Le ministère de la Justice a jusqu'au 19 décembre pour se conformer à l'obligation de diffuser les dossiers en sa possession sur Epstein, établie par une loi approuvée à une écrasante majorité des deux chambres et signée ensuite par le président des États-Unis.

Le rôle de Bondi

L'Epstein Files Transparency Act ordonne au procureur général Pam Bondi de publier des documents non classifiés liés au pédophile millionnaire. Bondi a changé d'avis en juillet quant à la publication de ces documents après avoir promis pendant des mois de divulguer les documents d'Epstein.

Cette divulgation doit être, selon la règle, « systématique » et inclure tous les documents en possession du ministère de la Justice. Il s'agit d'une collection de fichiers variée et infinie.

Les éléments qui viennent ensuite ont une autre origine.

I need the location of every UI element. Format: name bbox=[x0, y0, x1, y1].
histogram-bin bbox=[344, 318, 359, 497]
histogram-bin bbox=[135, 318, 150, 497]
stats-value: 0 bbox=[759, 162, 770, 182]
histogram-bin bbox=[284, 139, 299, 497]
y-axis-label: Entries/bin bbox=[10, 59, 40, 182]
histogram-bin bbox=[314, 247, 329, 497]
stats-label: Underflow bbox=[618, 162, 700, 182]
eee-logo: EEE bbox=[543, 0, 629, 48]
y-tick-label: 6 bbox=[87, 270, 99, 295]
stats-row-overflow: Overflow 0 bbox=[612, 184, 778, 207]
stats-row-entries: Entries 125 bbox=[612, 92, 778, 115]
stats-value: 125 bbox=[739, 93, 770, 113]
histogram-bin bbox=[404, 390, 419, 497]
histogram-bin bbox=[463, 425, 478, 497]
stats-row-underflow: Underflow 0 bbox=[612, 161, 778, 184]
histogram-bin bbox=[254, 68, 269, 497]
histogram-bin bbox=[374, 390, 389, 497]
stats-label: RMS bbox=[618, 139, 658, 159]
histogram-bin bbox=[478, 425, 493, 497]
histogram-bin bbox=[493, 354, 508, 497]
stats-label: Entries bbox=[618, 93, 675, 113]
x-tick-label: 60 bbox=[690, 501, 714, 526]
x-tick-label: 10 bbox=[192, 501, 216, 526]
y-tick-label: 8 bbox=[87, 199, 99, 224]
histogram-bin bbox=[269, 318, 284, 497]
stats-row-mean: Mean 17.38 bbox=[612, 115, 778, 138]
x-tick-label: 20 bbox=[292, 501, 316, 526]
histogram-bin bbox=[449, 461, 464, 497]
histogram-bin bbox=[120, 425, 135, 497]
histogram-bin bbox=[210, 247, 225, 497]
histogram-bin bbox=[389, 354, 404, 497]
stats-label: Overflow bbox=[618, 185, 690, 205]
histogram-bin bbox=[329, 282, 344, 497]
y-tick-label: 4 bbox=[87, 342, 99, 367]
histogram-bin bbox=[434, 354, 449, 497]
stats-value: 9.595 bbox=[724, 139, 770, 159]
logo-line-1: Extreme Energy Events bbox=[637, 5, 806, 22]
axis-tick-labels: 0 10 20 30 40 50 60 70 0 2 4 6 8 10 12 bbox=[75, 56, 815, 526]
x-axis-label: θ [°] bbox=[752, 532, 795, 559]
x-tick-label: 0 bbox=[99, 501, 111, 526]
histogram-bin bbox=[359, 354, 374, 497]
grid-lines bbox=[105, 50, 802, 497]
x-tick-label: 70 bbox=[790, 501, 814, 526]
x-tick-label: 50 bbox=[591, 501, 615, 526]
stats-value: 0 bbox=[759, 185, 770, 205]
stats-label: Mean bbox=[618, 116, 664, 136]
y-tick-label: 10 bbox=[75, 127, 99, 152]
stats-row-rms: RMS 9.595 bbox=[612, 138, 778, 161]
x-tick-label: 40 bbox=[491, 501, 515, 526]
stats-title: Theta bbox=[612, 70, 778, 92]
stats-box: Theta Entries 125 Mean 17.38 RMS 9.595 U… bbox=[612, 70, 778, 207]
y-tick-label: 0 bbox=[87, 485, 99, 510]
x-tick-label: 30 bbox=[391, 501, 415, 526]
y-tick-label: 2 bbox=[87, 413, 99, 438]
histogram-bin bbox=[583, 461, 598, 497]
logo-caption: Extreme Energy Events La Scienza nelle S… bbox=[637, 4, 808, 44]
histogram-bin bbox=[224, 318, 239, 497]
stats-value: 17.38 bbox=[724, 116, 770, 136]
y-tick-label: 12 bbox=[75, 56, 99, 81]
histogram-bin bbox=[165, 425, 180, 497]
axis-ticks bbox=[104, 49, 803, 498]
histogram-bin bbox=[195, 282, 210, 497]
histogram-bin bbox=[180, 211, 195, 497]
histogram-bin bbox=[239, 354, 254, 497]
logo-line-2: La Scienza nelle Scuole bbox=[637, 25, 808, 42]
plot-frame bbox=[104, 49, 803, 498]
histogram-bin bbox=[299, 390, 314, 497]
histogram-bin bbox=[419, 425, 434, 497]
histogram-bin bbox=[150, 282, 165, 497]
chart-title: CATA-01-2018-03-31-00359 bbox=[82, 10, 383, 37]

Il s'agit de millions de pages, parmi lesquelles des carnets de vol, des communications personnelles, des rapports internes, des métadonnées, des accords d'immunité, des contrats des employés du financier ou encore des courriels avec son cercle d'influence.

La loi exige également que les documents publiés soient facilement consultables et téléchargeables. Et il autorise le ministère de la Justice à censurer les informations pouvant être compromettantes pour les victimes, les documents décrivant des abus sexuels sur mineurs, les images choquantes ou les données susceptibles de compromettre une enquête active. Bondi est tenu de justifier ces censures et demande au Congrès de soumettre un rapport supplémentaire détaillant le contenu dans les 15 jours suivant la publication.

Toutes ces exceptions ont suscité l'inquiétude des victimes, qui craignent qu'elles ne servent à faire de cette nouvelle déclassification un autre chapitre de l'histoire des déceptions accumulées dans cette affaire par ceux qui veulent que l'on clarifie une fois pour toutes jusqu'où est allé le réseau de trafic sexuel d'Epstein et quels hommes riches et puissants y ont participé ou, du moins, avaient connaissance des crimes du pédophile et de sa complice, Ghislaine Maxwell.